We’ve had a few requests for exposing more Envoy-specific configuration settings over Contour’s lifetime, and historically, we’ve been reluctant to break Contour’s abstraction in any substantial way, preferring to expose an abstracted version rather than the Envoy config directly. The exception to this is the bootstrap configuration - we currently supply
contour bootstrap as a way to automatically generate this config, but it’s always been intended that Contour users could generate their own bootstrap configuration and add additional features if they wish. We’ve not done a great job of communicating this ability in the past.
All of this is because Envoy is a fast-moving project that often changes both the implementation of features, or directly removes them. I believe that this problem will only be exacerbated with the rapid rate of change for the xDS APIs, so I’d prefer not to completely give up on abstracting things.
However, it’s increasingly clear that we’re poorly serving those users of Contour who do understand Envoy, so I’m open to talking more about where we draw the line here. For example, we have some requests for us to allow passing Lua filters to Envoy. I don’t think that this is a feature we can easily support in Contour - there’s no way that we could test anything other than “is a basic Lua filter sent to Envoy?”, and we’re not a Lua product, so we can’t really help too much with troubleshooting the Lua filter itself - but if we could find a way to make exactly what we do support clear, I think we could consider it.
Another, more implementable example is configuring tracing, which requires a global Envoy config, and per-route config, but also comes under the next section, as we’re configuring Envoy to talk to a third service.
Another closely related set of requests are those for functionality that requires configuring Envoy to talk to another service, either to retrieve information from it, or send to it. Examples here are external authentication, rate limiting, tracing, and Envoy’s ALS logging.

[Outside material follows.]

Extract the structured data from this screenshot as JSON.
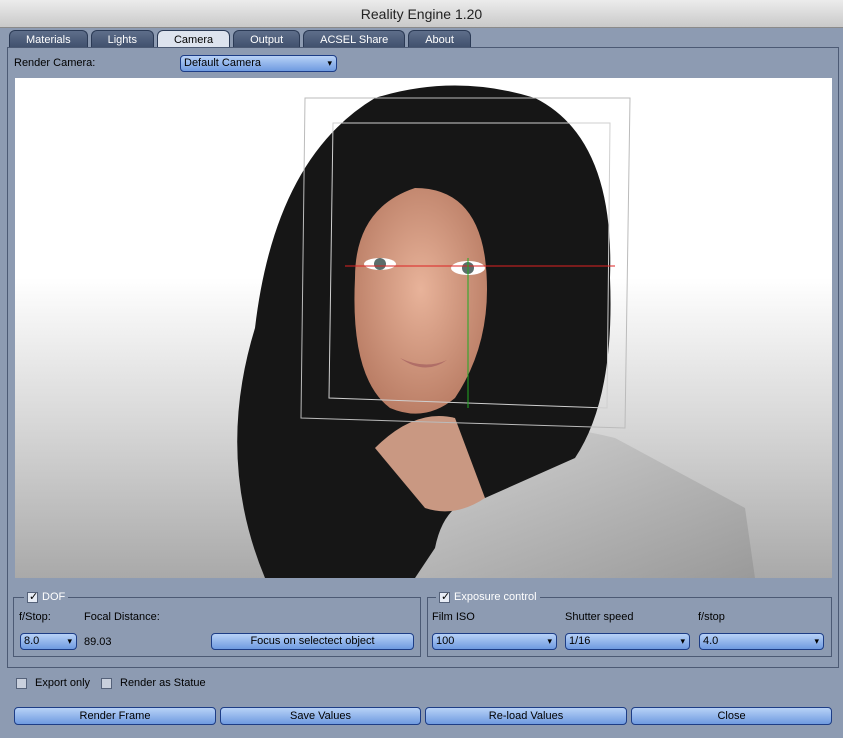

While each of these needs to be considered on their own, one thing that I think is not negotiable is this: If Contour accepts the configuration for something, then it bears the responsibility for communicating whether that configuration is syntactically valid, accepted by Envoy, and doing what you asked for.
For each of the examples, we need two things: information on what Contour has configured, and a way to surface that information back to the person who configured it. For some of the features, this is an application-level thing (like ALS and maybe tracing), and we may need to surface the information in Contour’s logs. For other features, this is resource-level config, and should be surfaced back on the resource that configured it (for example in the HTTPProxy status.) I’ve logged contour#2325 to cover an idea I had for one solution to this.
In short, we would love to have more support for configuring Envoy with other services. Before we can do that, properly integrating any external service into the overall Contour picture requires foundational work to build the model for if and how Contour interacts with these services. This work has started (see contour#2325 and contour#2495 for some example issues), and we would love feedback about our approach and the implementation. Getting this foundational work right is tricky and may take some time, but once we have it done, we should be able to get the actual features out much more easily in the future.
As an Ingress controller, we on the Contour team have been watching the upstream work on Ingress v1 and contributing to the the Service-APIs subproject of Kubernetes SIG-Network (which started out of Ingress V2 work, and has a similar forward looking design to HTTPProxy). Contour is committed to migrating Ingress support to Ingress v1 as soon as support windows allow (contour#2139), and are actively contributing to the Service APIs subproject, with the aim of bringing Contour support for the new Service APIs objects as soon as they have enough behavior defined to be implementable.